A rise of “five degrees Celsius has not been seen on this planet for 30 million years — we as humans have been here for only 200,000 years,” he said.

“This type of temperature change involves radical dislocation, it involves re-writing where people can live, it would involve the movement of hundreds of millions, probably billions, of people.”

“This would result in extended, serious global conflict.”

It would result in Hell and High Water.

The second message was aimed at China, and equally blunt.  As Treehugger put it:

China is the world’s leading CO2 polluter but it often relies on per capita emissions data to show that its footprint — and thus its responsibility to manage climate change — is much lighter than that of developed countries.

Not so fast, says Stern.  As AFP reported, he said that

13 Chinese provinces, regions and cities had higher per capita emissions than France. Six also overtook Britain.

“There are many parts of China where emissions intensity and emissions per capita are looking much like some of the richer countries in Europe,” he said in a speech that laid out his predictions on global warming.

China and other developing nations are opposed to any compulsory cuts in emissions, saying their per capita emissions are low and the responsibility for solving the problem rests with developed countries that have polluted longer.

Based on Stern’s calculations, emissions per person worldwide would have to fall to two tonnes by 2050 to minimise the risk of a dangerous rise in temperature.

Currently, according to Stern, China emits six tonnes per person, the European Union emits an average of 12, and the United States 25.

Stern, a noted economist, said he was confident China would lead on climate change action.

And all evidence suggests China will lead (see “Peaking Duck: Beijing’s Growing Appetite for Climate Action“) — if the Congress passes a climate bill (see “ ‘China will sign’ global treaty if U.S. passes climate bill, E.U. leader says“).

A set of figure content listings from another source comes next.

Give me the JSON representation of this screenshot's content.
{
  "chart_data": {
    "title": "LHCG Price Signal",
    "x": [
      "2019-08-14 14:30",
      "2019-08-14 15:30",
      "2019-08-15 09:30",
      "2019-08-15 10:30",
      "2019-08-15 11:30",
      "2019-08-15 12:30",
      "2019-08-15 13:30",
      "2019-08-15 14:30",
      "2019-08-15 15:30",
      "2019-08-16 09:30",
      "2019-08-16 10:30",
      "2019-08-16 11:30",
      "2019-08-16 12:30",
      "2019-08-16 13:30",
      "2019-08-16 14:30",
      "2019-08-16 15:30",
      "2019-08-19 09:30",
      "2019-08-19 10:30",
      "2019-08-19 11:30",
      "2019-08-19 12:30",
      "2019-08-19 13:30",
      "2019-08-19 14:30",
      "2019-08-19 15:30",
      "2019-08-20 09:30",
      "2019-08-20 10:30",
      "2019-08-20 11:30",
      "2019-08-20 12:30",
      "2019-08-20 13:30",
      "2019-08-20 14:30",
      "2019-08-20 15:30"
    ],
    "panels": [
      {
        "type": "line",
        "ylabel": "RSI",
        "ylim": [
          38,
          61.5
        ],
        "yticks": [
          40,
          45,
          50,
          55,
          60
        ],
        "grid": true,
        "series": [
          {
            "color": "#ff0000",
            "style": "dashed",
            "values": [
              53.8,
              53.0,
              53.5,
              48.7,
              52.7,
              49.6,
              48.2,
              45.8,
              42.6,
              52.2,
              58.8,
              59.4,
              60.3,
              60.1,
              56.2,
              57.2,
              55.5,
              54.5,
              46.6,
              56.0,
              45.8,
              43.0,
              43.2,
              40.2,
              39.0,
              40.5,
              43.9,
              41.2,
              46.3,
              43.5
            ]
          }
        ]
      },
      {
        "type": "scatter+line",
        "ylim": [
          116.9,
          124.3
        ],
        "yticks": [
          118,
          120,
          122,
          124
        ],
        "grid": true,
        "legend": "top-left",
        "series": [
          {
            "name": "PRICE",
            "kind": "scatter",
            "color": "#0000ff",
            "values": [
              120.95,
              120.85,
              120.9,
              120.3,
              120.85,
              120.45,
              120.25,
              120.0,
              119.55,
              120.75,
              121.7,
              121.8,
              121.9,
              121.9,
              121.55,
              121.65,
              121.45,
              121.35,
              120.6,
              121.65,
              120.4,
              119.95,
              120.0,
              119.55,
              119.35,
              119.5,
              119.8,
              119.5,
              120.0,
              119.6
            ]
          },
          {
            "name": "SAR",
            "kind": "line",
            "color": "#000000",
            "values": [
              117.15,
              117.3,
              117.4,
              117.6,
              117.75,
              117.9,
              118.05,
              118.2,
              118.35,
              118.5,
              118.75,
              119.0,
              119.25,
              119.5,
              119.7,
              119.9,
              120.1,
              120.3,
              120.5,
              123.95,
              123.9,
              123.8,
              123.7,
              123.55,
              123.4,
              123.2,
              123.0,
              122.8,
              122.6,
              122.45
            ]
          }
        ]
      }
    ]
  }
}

For the record, Stern’s analysis would seem to derive in part from the recent Proceedings of the National Academy of Sciences paper, Sharing Global CO2 Emission Reductions Among One Billion High Emitters“:

We present a framework for allocating a global carbon reduction target among nations, in which the concept of “common but differentiated responsibilities” refers to the emissions of individuals instead of nations. We use the income distribution of a country to estimate how its fossil fuel CO2 emissions are distributed among its citizens, from which we build up a global CO2 distribution. We then propose a simple rule to derive a universal cap on global individual emissions and find corresponding limits on national aggregate emissions from this cap. All of the world’s high CO2-emitting individuals are treated the same, regardless of where they live. Any future global emission goal (target and time frame) can be converted into national reduction targets, which are determined by “Business as Usual” projections of national carbon emissions and in-country income distributions. For example, reducing projected global emissions in 2030 by 13 GtCO2 would require the engagement of 1.13 billion high emitters, roughly equally distributed in 4 regions: the U.S., the OECD minus the U.S., China, and the non-OECD minus China. We also modify our methodology to place a floor on emissions of the world’s lowest CO2 emitters and demonstrate that climate mitigation and alleviation of extreme poverty are largely decoupled.